Arte e transgressão sempre beberam da mesma fonte turva. Escrever, em particular, é um ofício bastante solitário, egocêntrico nas mais diversas maneiras, às vezes cruel por exigir tanto e dar tão pouco em troca. Max Williamson sabe de tudo isso, e mesmo assim está determinado a tornar-se uma revelação da literatura do seu tempo, depois de estabelecer-se como um autor de prestígio na revista na qual seus textos são publicados.
Com o pretexto de colecionar experiências para seu primeiro romance, Sebastian, um garoto de programa com perfil numa plataforma restrita a assinantes, assume o lugar de Max, e então o caos vai instalando-se na vida dele, sem que livro nenhum apareça daí. O personagem-título do drama erótico do finlandês Mikko Mäkelä une o que parece-lhe útil ao nem tão agradável, junta um bom dinheiro e enfrenta situações ignominiosas, edulcorando a vergonha com fantasias acerca de seu sucesso. O diretor-roteirista crava flechas certeiras em ideias equivocadas do glamour dessas duas formas de se ganhar a vida, levando o público por um longo passeio peloa descaminhos de Sebastian, mais e mais perdido até que vislumbre sua mudança triunfal.
Todas as experiências de alcova de Sebastian acabam nas páginas de seus rascunho, e quanto mais ele escreve mais ele quer caçar possíveis clientes, todos cavalheiros sexagenários com vidas paralelas como a dele. Ele quer ser o novo Bret Easton Ellis, mas controla o desespero ao dar-se conta de que o enfant terrible da literatura doa primórdios da geração X americana já era um fenômeno com a sua idade. Mäkelä divide seu filme de maneira quase cartesiana entre as visitas de Sebastian a quartos de hotel cinco estrelas e enormes apartamentos muito bem-decorados de Londres e a rotina profissional de Max, enfrentando Claudia, a editora vivida por Lara Rossi, na defesa de suas pautas.
Ruaridh Mollica encontra o tom adequado para a dualidade de seu protagonista, frisando a doçura de Sebastian na cama com outros homens, ao passo que demonstra uma certa ira quando não tem a matéria que queria. Ele é apresentado por Dionne, a agente literária de Leanne Best, a figurões do mercado editorial, mas dá uma desculpa e sai correndo ao notar que um dos fregueses que atendera naquela semana está a dois metros de distância. Sebastian fecha as portas de um resignado Max.

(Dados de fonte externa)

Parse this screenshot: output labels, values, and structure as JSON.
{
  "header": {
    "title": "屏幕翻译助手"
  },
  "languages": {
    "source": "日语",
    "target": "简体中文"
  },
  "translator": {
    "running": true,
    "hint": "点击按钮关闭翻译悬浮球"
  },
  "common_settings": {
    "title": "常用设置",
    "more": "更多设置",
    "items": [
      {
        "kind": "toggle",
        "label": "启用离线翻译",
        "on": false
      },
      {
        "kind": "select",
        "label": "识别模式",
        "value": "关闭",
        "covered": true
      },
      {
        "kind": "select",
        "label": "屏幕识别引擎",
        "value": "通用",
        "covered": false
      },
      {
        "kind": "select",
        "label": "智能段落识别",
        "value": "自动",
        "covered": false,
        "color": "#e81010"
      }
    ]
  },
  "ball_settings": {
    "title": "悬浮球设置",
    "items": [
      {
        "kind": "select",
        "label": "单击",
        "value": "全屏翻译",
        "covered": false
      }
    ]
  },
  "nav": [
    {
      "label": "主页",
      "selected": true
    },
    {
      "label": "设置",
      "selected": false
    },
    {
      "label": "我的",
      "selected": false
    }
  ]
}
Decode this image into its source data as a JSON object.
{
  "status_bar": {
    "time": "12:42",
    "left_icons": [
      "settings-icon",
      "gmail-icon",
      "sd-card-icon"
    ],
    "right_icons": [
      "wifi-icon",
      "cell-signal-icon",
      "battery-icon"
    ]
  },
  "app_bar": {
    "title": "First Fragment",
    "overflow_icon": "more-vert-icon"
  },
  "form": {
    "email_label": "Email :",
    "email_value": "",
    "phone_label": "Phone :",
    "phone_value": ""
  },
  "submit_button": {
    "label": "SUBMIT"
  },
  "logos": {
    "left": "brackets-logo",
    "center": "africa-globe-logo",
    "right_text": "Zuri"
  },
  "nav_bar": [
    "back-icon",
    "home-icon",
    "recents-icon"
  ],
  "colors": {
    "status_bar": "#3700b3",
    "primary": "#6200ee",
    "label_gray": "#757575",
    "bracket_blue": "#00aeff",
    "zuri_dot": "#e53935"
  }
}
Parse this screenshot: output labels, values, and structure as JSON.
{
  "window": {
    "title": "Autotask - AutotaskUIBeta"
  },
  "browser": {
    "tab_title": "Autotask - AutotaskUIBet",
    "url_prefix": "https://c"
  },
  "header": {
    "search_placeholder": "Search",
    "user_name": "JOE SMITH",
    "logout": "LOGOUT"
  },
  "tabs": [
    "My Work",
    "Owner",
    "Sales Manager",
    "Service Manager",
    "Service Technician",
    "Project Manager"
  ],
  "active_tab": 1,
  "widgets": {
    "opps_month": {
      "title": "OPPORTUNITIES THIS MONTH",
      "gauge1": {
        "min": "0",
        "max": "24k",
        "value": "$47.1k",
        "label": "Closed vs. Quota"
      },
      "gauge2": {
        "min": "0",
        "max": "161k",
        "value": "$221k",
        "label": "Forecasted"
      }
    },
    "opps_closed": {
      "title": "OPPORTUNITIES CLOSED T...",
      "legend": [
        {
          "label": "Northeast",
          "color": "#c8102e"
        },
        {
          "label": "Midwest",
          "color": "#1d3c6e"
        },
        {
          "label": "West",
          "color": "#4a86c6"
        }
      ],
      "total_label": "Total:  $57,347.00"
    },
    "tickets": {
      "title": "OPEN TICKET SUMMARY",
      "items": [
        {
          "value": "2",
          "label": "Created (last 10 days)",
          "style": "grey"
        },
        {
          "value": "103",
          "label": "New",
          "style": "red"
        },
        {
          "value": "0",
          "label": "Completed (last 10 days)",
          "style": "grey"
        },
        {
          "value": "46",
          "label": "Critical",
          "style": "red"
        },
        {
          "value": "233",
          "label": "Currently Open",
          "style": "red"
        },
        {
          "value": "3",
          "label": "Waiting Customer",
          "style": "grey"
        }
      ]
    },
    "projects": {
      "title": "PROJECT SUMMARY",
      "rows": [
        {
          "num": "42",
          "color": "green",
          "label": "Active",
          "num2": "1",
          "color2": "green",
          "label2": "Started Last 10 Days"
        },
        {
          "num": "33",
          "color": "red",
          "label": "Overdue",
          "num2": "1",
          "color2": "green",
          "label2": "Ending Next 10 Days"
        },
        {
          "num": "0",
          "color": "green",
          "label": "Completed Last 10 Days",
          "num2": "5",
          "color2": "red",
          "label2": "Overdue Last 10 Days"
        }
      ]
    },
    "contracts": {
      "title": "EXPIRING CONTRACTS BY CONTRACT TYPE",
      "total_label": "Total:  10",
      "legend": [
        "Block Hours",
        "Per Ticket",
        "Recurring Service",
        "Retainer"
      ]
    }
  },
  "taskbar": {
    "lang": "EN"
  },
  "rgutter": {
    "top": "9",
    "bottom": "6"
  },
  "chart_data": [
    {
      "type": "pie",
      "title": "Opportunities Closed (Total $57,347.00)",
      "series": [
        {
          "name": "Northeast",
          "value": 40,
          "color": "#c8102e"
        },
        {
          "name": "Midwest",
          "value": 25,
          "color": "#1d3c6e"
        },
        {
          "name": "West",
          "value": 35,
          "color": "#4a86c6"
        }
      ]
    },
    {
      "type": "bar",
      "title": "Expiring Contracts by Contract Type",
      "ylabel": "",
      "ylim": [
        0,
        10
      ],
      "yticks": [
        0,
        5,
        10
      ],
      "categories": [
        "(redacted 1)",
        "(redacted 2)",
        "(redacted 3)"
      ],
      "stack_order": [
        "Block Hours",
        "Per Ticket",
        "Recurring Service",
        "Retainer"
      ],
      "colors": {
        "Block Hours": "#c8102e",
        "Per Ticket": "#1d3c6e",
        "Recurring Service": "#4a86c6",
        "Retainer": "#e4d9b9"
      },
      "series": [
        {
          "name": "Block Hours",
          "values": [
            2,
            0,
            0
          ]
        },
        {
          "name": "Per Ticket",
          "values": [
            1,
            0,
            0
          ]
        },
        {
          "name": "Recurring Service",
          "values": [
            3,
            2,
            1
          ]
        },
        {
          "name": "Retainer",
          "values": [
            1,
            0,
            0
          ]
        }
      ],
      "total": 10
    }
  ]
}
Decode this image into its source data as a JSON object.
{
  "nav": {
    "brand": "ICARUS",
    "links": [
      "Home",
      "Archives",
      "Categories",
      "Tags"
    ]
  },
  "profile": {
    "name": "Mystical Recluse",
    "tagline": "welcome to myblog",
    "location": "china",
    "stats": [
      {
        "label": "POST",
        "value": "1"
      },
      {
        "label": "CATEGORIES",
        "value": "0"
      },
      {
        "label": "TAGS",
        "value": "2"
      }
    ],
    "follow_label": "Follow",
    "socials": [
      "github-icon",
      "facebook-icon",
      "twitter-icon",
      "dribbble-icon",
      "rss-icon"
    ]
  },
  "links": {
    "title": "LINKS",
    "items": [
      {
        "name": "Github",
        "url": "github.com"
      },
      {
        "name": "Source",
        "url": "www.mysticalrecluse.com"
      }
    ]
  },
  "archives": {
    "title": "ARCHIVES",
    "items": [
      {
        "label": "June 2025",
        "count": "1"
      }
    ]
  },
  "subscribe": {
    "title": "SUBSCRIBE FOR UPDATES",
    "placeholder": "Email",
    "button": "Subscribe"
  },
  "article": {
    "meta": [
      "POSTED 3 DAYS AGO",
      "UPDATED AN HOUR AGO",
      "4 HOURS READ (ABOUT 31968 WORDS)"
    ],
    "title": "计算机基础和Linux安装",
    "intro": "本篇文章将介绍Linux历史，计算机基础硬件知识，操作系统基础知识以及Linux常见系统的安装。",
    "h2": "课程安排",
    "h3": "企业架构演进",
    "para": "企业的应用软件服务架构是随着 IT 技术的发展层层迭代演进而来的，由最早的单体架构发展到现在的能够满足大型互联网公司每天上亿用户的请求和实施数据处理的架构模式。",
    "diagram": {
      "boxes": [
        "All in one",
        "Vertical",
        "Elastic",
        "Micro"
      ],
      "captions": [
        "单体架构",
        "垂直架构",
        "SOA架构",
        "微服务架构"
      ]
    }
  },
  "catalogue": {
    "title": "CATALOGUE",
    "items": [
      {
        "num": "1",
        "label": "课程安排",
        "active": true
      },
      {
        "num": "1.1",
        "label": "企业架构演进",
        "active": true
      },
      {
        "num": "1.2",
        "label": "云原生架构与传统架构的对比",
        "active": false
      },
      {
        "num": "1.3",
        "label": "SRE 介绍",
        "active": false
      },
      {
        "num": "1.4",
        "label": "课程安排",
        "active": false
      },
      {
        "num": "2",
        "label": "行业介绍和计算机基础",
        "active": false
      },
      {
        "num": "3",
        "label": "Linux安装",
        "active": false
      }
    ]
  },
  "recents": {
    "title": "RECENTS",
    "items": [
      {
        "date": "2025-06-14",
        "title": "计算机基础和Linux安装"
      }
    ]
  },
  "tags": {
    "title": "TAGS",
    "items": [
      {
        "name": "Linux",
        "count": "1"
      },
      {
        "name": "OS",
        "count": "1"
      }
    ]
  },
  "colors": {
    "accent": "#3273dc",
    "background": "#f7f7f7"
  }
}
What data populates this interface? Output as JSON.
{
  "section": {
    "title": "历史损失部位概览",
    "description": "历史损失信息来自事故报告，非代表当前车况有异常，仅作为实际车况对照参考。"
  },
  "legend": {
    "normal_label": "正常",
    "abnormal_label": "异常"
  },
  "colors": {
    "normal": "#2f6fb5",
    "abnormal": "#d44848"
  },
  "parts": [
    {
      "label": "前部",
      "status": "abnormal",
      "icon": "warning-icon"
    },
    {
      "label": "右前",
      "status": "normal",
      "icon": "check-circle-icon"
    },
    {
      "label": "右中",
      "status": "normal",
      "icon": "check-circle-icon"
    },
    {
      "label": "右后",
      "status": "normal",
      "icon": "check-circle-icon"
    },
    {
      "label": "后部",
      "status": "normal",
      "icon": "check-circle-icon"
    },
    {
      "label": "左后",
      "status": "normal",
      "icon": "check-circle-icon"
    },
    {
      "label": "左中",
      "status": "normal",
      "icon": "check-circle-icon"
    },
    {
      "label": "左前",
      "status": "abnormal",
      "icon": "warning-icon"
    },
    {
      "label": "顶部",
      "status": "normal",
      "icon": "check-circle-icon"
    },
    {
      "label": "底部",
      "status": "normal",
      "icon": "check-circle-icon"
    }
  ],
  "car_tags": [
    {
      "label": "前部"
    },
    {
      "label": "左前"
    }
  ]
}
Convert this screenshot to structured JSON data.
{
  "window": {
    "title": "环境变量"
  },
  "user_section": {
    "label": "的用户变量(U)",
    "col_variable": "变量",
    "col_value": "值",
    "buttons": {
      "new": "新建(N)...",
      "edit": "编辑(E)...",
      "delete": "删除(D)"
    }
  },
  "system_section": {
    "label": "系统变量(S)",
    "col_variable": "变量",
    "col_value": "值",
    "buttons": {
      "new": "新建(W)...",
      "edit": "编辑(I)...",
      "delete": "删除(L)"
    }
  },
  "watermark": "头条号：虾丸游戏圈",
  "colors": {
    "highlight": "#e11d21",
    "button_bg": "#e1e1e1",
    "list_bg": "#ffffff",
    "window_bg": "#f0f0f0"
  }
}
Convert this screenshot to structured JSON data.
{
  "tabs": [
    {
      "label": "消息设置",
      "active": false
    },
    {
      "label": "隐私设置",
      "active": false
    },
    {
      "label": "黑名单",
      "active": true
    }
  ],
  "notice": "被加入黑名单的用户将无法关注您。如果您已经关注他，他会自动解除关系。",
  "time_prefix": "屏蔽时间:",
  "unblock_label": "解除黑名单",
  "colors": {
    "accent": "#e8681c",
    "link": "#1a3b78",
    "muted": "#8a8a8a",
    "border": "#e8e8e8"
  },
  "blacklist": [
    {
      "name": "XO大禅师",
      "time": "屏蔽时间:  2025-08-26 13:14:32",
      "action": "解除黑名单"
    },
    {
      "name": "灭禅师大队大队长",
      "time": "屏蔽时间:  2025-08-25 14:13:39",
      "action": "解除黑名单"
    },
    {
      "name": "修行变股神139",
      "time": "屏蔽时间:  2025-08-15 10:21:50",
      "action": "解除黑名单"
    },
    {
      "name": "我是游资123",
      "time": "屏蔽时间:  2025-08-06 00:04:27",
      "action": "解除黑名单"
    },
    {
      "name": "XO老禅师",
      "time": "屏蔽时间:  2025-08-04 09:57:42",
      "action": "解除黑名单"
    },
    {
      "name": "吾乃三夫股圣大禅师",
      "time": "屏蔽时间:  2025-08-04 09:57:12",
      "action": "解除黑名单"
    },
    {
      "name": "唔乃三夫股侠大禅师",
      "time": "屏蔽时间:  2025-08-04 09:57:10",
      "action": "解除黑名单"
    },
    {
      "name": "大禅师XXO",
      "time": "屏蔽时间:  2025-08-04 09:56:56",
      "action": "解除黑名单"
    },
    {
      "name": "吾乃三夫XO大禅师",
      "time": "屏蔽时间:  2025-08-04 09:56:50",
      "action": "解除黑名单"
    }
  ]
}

A todo momento espera-se uma tragédia, e ela quase acontece quando, depois de um encontro, Sebastian registra suas impressões sobre Daniel Larson, o ricaço tão misterioso quanto rude interpretado por Ingvar Sigurðsson, que exige sexo mesmo que o garoto insista que não passa bem. O que se segue à briga dos dois, que deixa Max sem o laptop e a carteira, é a jornada na qual o anti-herói desce ainda mais baixo no submundo, conhece um rapaz que paga-lhe uma bebida numa boate encharcada da luz de um néon vermelho e recebe uma cusparada ao pedir duzentos euros para ir à casa dele.
Nicholas D’Avray, o homem que fizera Sebastian correr de Dionne e seus convidados para excluir seu cadastro de acompanhante, é seu salvador da vez, e apesar de todas as diferenças entre os dois, acabamos torcendo por um final feliz desse estranho casal. Jonathan Hyde responde por alguns dos lances mais poéticos e até idílicos do enredo, e ao contrário do que se tem em produções congêneres a exemplo do badalado “Queer” (2024), de Luca Guadagnino, “Sebastian” faz questão de recompensar o sofrimento de Max. Talvez ele tenha mesmo aprendido.